No, daisysdaughter.com readers. I’m not even going to try to describe all we saw. Doing it once in dulcet magazine prose nearly killed me, and I was lots younger and spryer then. Just more game all around, you might say. But as a sample of what doesn’t get in the books and didn’t in
Regent’s
, I’ll tell you about Eddie’s and my first test—which we passed—in the etiquette of genocide.

Not that the latter term was current back then, just as the former one isn’t today. It was a practical dilemma, because we’d yelled at our driver to stop and scrambled out as soon as we came upon the train some minutes after the Thunderbirds’ leading patrols. (“Thunderbirds” meaning the U.S. 45th Division, oddly enough Bill M.’s old outfit until he’d been detached to
Stars and Stripes
. They’d been at this since Sicily, too.) Three or four cars down, we saw that it stretched on and on.

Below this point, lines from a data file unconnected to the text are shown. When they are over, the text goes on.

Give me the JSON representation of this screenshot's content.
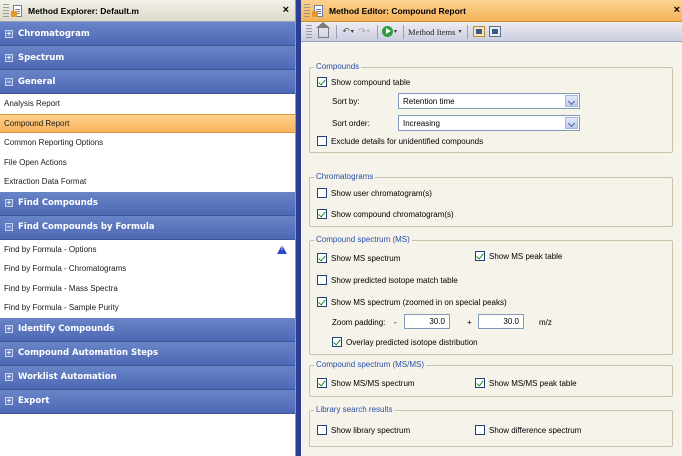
{
  "explorer": {
    "title": "Method Explorer: Default.m",
    "close": "×",
    "groups": [
      {
        "label": "Chromatogram",
        "toggle": "+"
      },
      {
        "label": "Spectrum",
        "toggle": "+"
      },
      {
        "label": "General",
        "toggle": "−"
      },
      {
        "label": "Find Compounds",
        "toggle": "+"
      },
      {
        "label": "Find Compounds by Formula",
        "toggle": "−"
      },
      {
        "label": "Identify Compounds",
        "toggle": "+"
      },
      {
        "label": "Compound Automation Steps",
        "toggle": "+"
      },
      {
        "label": "Worklist Automation",
        "toggle": "+"
      },
      {
        "label": "Export",
        "toggle": "+"
      }
    ],
    "general_items": [
      "Analysis Report",
      "Compound Report",
      "Common Reporting Options",
      "File Open Actions",
      "Extraction Data Format"
    ],
    "formula_items": [
      "Find by Formula - Options",
      "Find by Formula - Chromatograms",
      "Find by Formula - Mass Spectra",
      "Find by Formula - Sample Purity"
    ],
    "selected_item": "Compound Report"
  },
  "editor": {
    "title": "Method Editor: Compound Report",
    "close": "×",
    "toolbar": {
      "method_items": "Method Items",
      "caret": "▾",
      "undo": "↶",
      "redo": "↷"
    },
    "compounds": {
      "legend": "Compounds",
      "show_table": "Show compound table",
      "sort_by_label": "Sort by:",
      "sort_by_value": "Retention time",
      "sort_order_label": "Sort order:",
      "sort_order_value": "Increasing",
      "exclude": "Exclude details for unidentified compounds"
    },
    "chromatograms": {
      "legend": "Chromatograms",
      "user": "Show user chromatogram(s)",
      "compound": "Show compound chromatogram(s)"
    },
    "ms": {
      "legend": "Compound spectrum (MS)",
      "spectrum": "Show MS spectrum",
      "peak_table": "Show MS peak table",
      "isotope": "Show predicted isotope match table",
      "zoomed": "Show MS spectrum (zoomed in on special peaks)",
      "zoom_label": "Zoom padding:",
      "minus": "-",
      "plus": "+",
      "minus_value": "30.0",
      "plus_value": "30.0",
      "unit": "m/z",
      "overlay": "Overlay predicted isotope distribution"
    },
    "msms": {
      "legend": "Compound spectrum (MS/MS)",
      "spectrum": "Show MS/MS spectrum",
      "peak_table": "Show MS/MS peak table"
    },
    "library": {
      "legend": "Library search results",
      "spectrum": "Show library spectrum",
      "difference": "Show difference spectrum"
    }
  }
}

Eleven months after D-Day, Eddie and I knew each other best when wordless. Here was the question we asked with our skins: now that we knew, when did this get redundant? The two thousand or so
other
dead Jews could be not unreasonably assumed to be more of the same. Oh, we might spot one whose specs still encircled his I-was-a-tailor stare at the sky, proof he’d stayed a person until nearly the end. Maybe one ex-little girl would be clutching a doll: human interest at last!